I spent a couple of hours to choose my read and zeroed in on Hans Fallada’s Alone in Berlin (which is also known as Every Man Dies Alone). The book is translated by Michael Hoffman. For the writing sounds utterly beautiful, I want to believe that Hoffman has done a remarkable job. My friends, who have read the book in German, should be able to validate my opinion. For the nonce, I am basking in the book, in its pain, in its people, in their failures, and in their little triumphs.
Alone in Berlin is about 568 pages long in English. I have finished reading 50% and I couldn’t continue without gushing about how it’s already moving me, questioning my beliefs, and restoring my faith. Hence, I intend to write two blogs about the book. The first part is here.
The war has begun; not the one between countries which is siphoning off peoples’s blood, but the one that the Quangels are waging against Hitler and the Nazis. It’s not an elaborate battle, not a loud protest, but a quiet, systematic one, which is still precarious. They write postcards and drop them in places frequented by all sorts of citizen. They tell Berlin in their own way that Hitler has murdered their only child (their son). They ask Germans to go against the system within their own limits — put sand in machines, do not contribute toward the Winter Relief Fund, raise your voice silently, and so long as the voices are raised, Hitler would know that that kind of people still exist with a modicum of justice in their hearts.
‘The first sentence of our first card will read: “Mother! The Führer has murdered my son.”’ Once again, she shivered. There was something so bleak, so gloomy, so determined in the words Otto had just spoken. At that instant she grasped that this very first sentence was Otto’s absolute and irrevocable declaration of war, and also what that meant: war between, on the one side, the two of them, poor, small, insignificant workers who could be extinguished for just a word or two, and on the other, the Führer, the Party, the whole apparatus in all its power and glory, with three-fourths or even four-fifths of the German people behind it. And the two of them in this little room in Jablonski Strasse!

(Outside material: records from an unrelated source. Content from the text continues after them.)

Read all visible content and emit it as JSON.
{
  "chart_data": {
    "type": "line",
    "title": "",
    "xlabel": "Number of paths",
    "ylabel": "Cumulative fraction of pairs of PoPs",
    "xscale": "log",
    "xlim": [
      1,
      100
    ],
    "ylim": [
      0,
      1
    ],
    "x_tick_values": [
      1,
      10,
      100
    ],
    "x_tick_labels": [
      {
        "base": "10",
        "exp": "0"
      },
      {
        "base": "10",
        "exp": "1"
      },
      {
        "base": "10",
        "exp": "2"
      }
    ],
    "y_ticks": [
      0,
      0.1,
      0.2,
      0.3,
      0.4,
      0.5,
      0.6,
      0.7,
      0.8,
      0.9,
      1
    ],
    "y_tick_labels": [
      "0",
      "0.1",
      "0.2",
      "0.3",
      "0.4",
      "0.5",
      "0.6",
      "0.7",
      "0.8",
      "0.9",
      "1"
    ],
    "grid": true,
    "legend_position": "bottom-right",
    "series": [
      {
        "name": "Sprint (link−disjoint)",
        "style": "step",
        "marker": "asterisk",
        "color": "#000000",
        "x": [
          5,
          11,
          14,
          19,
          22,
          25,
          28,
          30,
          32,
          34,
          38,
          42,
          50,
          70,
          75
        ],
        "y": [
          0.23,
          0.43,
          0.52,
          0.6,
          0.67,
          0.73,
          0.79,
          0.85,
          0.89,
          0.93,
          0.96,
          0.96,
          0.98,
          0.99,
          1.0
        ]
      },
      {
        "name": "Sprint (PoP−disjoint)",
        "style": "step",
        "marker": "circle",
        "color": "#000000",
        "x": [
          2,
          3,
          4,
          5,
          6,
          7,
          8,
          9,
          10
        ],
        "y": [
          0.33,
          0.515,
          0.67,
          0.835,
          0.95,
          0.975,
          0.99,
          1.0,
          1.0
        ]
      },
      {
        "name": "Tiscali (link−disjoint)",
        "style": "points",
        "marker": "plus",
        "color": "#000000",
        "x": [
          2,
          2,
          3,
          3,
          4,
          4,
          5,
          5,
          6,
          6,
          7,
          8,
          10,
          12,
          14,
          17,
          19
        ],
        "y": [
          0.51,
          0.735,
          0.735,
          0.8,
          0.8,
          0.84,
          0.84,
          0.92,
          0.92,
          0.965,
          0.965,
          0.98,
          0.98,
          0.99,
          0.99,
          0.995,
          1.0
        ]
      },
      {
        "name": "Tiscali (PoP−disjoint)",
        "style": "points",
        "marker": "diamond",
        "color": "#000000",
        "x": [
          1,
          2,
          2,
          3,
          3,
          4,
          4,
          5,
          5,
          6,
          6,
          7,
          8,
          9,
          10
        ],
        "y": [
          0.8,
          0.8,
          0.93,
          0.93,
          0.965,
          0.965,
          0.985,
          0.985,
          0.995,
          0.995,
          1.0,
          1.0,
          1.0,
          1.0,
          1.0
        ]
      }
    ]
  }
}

I read the aforementioned passage many times. I suffer from the inability to name the feeling I experienced when I read it, but it’s the kind of feeling I get when a piece of artwork tears through my heart, illuminates my head, and leaves me exhausted because of exhilaration. There is immense amount of pain in this passage. Despite the couple’s trauma, their fight lifts my spirit. Their son’s death is almost killing their marriage, taking them far apart from each other, but the protest brings them closer as never before. They feel empowered. They understand each other’s love language. Above all, their lives are second to their fight.
Fallada’s Berlin is sprinkled with noble souls. They are the stars in his dark Berlin. They ask me to think about the gravity of my actions. They tell me that random act of kindness saves lives. In spite of the depressing forces, the world wouldn’t be what it is today if those people didn’t stand up for what was just.
Alone in Berlin has arrested me. It’s hard to go on with my life when I know this book is waiting for me, with its engrossing, soulful story. Sample these: A jewess is hidden by a retired German judge, in his deceased daughter’s bedroom. An innocent loafer is chased by the Gestapo, only to make him a scapegoat. A postwoman leaves the Party and the city because his son killed a child in Poland. A widow, whose husband was killed by the Nazis for being a communist, does all she can she to save a man by thwarting the Gestapo. They are all stealing my sleep, but I can’t complain all the same.
Berlin breathes fear into me. It’s hard to live there when my neighbours are unempathetic and are constantly waiting for a chance to prove that I am anti-national, when my colleagues can’t care when I don’t turn up for work, when I can’t mourn my dear ones. In that hostile environment, the Quangels are battered yet brave, exposed yet cautious, falling yet rising. As the Gestapo is driven insane by the Quangels’s audacity, I cheer for them from my bedroom; I mutter a silent prayer under my breath for their battle to go on. I hope Fallada would be kinder to be in the next half.
What are you reading for the German Lit Month?